All data is not the same under the draft law. That is, the severity or strictness of any data protection required under the law will depend on how important or essential the data is deemed to be (Article 19). However, the law does not set out how data should be classified. Instead, it requires each province and/or government department to set up data importance classifications, as well as the appropriate level of protective measures are required for each classification (Article 19). Naturally, this means an international business operating in several jurisdictions in China will need to understand and comply with the different data security regulations, as well as the data security requirements of all relevant government departments. If these multiple levels of government oversight are not enough, the law further provides that the central government will retain ultimate authoritative supervision over all data security regulations.
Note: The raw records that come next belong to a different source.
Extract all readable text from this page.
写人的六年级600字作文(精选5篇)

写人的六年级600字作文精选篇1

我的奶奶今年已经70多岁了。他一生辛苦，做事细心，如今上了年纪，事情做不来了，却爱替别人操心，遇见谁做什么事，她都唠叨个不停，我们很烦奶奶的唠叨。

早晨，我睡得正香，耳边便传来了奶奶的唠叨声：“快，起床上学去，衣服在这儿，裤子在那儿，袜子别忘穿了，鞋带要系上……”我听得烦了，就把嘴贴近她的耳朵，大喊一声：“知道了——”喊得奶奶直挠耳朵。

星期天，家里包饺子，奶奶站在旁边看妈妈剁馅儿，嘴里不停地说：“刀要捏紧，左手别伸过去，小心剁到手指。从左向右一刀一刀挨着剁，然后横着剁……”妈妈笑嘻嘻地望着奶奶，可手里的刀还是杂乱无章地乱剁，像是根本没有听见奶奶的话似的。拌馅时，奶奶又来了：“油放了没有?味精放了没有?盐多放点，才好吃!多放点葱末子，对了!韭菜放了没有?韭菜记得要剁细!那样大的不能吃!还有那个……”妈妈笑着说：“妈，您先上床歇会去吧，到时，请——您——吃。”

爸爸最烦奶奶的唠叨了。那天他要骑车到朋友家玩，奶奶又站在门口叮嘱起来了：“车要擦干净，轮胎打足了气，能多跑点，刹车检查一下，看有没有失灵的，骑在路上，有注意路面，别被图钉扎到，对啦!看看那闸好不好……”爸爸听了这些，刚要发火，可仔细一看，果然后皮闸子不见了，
One requirement international organizations should understand as likely to occur, regardless of where they are located (and whom they are connected with), is the government’s demand to access information when necessary, such as in a criminal investigation. Under Article 32, as long as the police or other law enforcement agency adhere to relevant law and procedures vis-à-vis a request to access data, data holders will be obliged to cooperate. Conversely, under Article 33, if an international organization, such as a foreign police authority, seeks access to data located in China, data holders must first get government approval before releasing any data to the foreign party.
With the Draft Data Security Law, the Chinese government is making clear its intention to finally, and comprehensively, enter into and manage the nation’s burgeoning market in data. This provides a means to protect both the public as well as the state’s data interests. It also suggests that the government deems the data market developed enough to be a benefit to the nation in and of itself.
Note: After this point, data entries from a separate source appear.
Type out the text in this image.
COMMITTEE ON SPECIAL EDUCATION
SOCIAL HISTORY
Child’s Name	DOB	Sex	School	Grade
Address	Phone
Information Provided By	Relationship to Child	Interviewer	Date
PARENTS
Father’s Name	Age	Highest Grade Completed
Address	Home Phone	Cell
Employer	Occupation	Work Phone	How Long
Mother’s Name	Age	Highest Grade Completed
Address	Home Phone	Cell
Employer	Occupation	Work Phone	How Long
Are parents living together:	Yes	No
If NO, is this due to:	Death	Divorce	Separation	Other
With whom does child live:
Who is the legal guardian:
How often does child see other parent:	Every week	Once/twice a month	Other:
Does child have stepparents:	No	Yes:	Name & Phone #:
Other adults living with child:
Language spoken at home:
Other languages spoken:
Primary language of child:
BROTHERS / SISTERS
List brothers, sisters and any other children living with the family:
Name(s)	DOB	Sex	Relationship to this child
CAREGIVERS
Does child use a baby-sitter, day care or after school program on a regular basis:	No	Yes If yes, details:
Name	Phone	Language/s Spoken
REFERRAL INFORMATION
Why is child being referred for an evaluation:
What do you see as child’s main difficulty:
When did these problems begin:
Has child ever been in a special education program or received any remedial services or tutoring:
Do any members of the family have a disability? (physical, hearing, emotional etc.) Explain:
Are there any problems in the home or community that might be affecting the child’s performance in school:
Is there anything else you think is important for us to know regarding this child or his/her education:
Interestingly, the law also includes provisions that encourage the development of a market for data. No doubt, this is in response to the fact that China has one of the largest and most developed markets for data, thanks to such commonly used apps as WeChat and Alipay. Indeed, under the law, data trading, otherwise known as the selling and buying of data, is not only deemed legal but is encouraged. That is to say, as long as an enterprise follows the requirements of the law, such as explaining the source of the data, it can legally market the consumer and personal data it has obtained.
These are just some of the preliminary issues the draft law creates. It would be wise for international organizations doing business in China to stay up to date on this law as it makes its way through the legislative process.
Marcel Green is an attorney and legal researcher specializing in American and Chinese criminal law.